Prima dell’arrivo nel borgo calabrese, il viaggio ha visto una sosta a Milano presso gli sportelli di “Naga”, un’associazione di volontariato laica ed indipendente che fornisce assistenza sanitaria, sociale e legale per stranieri. In seguito, a Roma, presso il progetto della Federazione delle Chiese Evangeliche “Mediterranean Hope”, alla scoperta dei corridoi umanitari, oggigiorno l’unica alternativa sicura e legale alle traversate nel mediterraneo, purtroppo divenuto cimitero per i migranti provenienti dal continente africano e asiatico.
La permanenza a Camini porta gli studenti in contatto con la realtà dell’accoglienza e dell’integrazione, avendo modo di conoscere i migranti con le loro storie e di assistere al lavoro quotidiano dello staff della Eurocoop, e ha anche permesso loro di visitare Riace, borgo precursore e simbolo dell’accoglienza in Italia e nel mondo, e le cooperative “SOS Rosarno” e “Mani e Terra”, conosciute per il loro impegno nella lotta contro lo sfruttamento agricolo delle persone migranti e nella produzione biologica di agrumi, frutta e ortaggi.

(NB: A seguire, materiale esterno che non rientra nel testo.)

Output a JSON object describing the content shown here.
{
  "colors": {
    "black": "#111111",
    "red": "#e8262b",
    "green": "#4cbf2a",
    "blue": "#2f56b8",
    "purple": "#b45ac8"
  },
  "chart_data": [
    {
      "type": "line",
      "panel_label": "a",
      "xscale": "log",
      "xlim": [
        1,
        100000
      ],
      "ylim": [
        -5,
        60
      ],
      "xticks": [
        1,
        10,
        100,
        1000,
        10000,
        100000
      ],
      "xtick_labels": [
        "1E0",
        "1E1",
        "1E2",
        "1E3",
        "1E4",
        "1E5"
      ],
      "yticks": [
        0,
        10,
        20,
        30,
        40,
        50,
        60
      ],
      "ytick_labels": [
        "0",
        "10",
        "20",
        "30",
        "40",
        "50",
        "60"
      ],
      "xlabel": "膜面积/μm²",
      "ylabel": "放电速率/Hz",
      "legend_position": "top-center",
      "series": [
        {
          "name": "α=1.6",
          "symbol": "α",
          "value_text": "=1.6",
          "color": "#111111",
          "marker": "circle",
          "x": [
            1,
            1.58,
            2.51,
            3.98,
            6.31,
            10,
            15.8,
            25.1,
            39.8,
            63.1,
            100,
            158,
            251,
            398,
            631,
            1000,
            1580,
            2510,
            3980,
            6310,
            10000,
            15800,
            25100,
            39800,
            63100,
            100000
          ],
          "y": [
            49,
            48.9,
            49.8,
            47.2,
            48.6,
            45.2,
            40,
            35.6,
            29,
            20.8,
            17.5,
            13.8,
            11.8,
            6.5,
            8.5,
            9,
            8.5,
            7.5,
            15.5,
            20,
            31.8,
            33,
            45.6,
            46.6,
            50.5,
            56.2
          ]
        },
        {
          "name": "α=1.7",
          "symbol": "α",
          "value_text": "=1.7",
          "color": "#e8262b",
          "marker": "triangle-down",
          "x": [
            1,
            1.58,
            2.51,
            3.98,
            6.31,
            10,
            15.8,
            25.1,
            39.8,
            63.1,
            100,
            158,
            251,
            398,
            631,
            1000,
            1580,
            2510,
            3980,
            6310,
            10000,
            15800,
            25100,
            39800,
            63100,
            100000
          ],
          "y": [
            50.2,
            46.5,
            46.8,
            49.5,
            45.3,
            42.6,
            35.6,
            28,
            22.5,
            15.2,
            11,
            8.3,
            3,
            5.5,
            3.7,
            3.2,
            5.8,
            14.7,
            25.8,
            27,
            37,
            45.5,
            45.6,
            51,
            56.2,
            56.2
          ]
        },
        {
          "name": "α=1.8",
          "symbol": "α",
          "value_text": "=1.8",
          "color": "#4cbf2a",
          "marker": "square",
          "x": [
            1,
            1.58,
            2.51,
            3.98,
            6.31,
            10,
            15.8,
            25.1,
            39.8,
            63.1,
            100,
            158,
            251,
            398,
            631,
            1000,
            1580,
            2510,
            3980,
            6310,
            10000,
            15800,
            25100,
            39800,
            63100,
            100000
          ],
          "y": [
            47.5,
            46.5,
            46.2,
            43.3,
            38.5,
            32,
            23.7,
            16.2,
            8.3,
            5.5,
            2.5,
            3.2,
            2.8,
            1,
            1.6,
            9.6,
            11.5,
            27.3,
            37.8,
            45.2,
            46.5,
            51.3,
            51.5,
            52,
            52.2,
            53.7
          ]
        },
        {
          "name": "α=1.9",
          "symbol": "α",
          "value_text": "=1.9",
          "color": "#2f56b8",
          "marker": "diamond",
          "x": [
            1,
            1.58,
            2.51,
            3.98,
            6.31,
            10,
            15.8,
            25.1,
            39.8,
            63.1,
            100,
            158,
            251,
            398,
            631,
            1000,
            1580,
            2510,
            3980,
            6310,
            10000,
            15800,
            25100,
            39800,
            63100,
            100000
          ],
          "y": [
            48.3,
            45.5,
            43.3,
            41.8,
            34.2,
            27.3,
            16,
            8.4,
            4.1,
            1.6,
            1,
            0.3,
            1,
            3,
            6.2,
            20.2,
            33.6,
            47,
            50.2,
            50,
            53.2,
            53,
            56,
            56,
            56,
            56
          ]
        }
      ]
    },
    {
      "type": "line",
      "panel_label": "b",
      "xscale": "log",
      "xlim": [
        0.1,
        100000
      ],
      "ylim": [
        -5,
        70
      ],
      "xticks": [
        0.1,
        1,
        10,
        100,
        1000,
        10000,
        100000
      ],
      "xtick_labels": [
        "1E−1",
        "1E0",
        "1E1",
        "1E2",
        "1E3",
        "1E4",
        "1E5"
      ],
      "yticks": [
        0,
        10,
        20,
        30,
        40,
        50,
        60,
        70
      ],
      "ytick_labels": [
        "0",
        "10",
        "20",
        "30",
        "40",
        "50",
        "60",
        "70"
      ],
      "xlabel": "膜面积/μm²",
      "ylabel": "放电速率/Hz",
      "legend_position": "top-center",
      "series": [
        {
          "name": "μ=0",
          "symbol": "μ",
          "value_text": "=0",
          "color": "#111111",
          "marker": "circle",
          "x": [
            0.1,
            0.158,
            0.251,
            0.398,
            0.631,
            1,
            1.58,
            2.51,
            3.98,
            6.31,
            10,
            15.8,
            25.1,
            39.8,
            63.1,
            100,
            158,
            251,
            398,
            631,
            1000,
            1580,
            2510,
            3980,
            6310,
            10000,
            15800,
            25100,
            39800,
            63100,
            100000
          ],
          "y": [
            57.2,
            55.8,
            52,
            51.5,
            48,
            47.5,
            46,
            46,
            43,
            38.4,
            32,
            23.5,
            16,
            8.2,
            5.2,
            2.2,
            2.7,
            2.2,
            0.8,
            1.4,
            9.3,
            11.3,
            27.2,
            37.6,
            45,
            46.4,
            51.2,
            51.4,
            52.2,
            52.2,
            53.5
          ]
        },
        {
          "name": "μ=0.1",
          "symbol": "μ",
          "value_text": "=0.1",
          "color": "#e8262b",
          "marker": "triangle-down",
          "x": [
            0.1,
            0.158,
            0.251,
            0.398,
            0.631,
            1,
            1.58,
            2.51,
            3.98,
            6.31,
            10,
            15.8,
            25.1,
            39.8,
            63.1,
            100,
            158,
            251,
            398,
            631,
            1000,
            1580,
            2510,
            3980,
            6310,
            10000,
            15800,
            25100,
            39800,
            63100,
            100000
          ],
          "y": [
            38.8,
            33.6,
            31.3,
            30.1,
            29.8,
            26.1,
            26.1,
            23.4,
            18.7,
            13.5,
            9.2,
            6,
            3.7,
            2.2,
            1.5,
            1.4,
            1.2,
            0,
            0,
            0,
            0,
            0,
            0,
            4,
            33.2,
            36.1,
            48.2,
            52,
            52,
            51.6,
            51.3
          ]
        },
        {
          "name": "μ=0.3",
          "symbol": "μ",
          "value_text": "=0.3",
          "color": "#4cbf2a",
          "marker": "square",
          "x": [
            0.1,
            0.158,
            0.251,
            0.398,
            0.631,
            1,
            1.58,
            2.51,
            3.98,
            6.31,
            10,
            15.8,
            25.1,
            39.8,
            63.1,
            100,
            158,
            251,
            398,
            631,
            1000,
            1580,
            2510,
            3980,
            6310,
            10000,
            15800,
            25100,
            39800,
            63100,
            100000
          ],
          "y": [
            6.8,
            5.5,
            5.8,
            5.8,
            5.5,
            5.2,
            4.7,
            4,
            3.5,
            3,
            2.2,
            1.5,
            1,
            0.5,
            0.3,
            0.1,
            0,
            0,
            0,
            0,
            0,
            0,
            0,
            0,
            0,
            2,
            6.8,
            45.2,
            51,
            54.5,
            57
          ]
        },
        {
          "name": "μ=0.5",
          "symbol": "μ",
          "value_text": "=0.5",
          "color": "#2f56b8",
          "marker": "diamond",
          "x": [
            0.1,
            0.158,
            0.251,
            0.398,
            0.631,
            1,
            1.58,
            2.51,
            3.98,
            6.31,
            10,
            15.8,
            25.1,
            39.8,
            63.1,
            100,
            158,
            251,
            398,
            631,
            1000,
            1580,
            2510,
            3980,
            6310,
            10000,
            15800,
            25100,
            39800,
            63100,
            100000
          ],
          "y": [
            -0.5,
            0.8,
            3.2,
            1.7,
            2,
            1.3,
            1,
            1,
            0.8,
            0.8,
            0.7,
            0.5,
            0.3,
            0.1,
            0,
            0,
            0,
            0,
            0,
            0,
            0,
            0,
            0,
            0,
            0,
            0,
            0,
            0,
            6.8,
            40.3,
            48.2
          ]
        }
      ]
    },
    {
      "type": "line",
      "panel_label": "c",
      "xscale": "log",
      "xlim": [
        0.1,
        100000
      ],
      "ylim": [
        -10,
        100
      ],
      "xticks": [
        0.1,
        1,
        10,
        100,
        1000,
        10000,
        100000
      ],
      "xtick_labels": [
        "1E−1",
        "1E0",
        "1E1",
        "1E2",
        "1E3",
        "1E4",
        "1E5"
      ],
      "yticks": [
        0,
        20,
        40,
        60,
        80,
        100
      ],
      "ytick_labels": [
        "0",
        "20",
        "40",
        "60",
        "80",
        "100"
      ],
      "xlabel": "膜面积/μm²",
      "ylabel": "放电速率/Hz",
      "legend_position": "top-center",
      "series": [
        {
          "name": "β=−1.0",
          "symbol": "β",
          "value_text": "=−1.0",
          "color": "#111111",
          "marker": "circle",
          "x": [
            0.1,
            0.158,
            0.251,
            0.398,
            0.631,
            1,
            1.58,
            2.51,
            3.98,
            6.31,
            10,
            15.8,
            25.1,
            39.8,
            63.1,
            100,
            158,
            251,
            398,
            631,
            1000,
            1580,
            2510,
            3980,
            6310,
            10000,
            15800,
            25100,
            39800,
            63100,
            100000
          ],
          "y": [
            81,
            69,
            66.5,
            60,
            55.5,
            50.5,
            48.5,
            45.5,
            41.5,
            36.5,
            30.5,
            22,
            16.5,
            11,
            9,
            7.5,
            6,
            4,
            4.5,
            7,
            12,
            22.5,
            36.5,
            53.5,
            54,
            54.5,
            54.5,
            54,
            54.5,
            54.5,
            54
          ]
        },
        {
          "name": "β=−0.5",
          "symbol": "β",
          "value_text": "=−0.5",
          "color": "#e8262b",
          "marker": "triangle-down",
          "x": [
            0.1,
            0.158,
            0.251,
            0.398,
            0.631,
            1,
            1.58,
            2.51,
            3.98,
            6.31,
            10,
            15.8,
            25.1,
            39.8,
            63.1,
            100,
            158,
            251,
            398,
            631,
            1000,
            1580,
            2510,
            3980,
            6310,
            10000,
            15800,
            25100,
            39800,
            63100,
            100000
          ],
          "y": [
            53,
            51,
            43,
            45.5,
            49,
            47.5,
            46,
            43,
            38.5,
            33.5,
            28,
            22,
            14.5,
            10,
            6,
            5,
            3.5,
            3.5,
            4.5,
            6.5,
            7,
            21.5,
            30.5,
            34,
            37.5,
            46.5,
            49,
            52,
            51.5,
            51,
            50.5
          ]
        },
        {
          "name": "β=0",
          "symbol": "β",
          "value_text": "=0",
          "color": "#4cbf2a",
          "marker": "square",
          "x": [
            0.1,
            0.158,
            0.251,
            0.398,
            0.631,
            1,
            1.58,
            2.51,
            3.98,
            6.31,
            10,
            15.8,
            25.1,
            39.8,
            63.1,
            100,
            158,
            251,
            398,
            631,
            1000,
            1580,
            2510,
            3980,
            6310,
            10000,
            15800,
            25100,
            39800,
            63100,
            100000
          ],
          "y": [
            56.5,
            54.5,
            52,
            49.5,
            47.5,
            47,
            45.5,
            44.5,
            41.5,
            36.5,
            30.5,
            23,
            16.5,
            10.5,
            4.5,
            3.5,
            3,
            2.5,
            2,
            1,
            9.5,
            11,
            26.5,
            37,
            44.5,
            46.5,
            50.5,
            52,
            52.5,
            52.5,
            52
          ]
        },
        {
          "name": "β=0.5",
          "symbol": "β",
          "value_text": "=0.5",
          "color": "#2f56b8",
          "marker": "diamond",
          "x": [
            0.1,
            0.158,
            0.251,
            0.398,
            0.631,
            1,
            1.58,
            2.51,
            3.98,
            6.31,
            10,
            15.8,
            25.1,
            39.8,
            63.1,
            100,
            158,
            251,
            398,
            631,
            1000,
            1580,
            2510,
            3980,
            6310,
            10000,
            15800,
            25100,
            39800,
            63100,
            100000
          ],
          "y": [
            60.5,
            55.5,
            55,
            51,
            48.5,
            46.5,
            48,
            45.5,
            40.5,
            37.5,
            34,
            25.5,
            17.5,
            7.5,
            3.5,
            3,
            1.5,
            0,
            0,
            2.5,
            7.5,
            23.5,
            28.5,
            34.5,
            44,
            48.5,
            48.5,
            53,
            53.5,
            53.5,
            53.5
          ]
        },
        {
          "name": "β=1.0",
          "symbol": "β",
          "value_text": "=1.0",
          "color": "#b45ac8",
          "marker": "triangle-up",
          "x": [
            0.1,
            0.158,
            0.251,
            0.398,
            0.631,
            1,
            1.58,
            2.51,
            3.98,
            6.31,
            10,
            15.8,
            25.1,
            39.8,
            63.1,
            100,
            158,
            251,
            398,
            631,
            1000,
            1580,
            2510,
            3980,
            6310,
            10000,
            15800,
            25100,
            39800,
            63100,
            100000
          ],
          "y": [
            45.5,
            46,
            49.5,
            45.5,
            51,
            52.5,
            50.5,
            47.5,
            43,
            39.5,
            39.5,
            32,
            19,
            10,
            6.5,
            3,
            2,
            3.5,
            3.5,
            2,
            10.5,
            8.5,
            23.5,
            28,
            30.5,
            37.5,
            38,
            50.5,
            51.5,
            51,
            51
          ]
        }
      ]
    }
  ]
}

«Con le pance piene delle buone arance di Rosarno trasportate fino a Camini, le attività presso la cooperativa non mancano: gli incontri con i vari beneficiari del progetto, con le loro storie dense e drammatiche e lo scambio con gli operatori che gravitano intorno a Jungi Mundu, rappresentano una scuola di vita importante per i giovani belgi che si recano qui. Per di più, i ragazzi sono impegnati giornalmente nei diversi laboratori della cooperativa: ceramica, costruzione, liuteria, forno, arte creativa, l’associazione di tessitura Ama-là (gestita dalle donne beneficiarie del progetto). I laboratori sono gestiti da persone di Camini, dai beneficiari del progetto e da alcune famiglie migranti ormai residenti qui e permettono ai ragazzi di avere un’idea delle attività artigianali locali contaminate dal sapere delle persone migranti, attività che hanno permesso ad alcuni di loro di formarsi, imparare un mestiere e trovare lavoro all’esterno una volta terminato il progetto SAI – conclude Chiara Filone –. Per il tramite degli atelier i giovani belgi hanno vissuto sulla loro pelle lo scambio culturale, il “miracolo” di Camini e hanno potuto confezionare qualcosa di proprio (un oggetto, un’opera d’arte, uno strumento musicale) che da donare all’associazione o custodire come ricordo di questa incredibile esperienza!».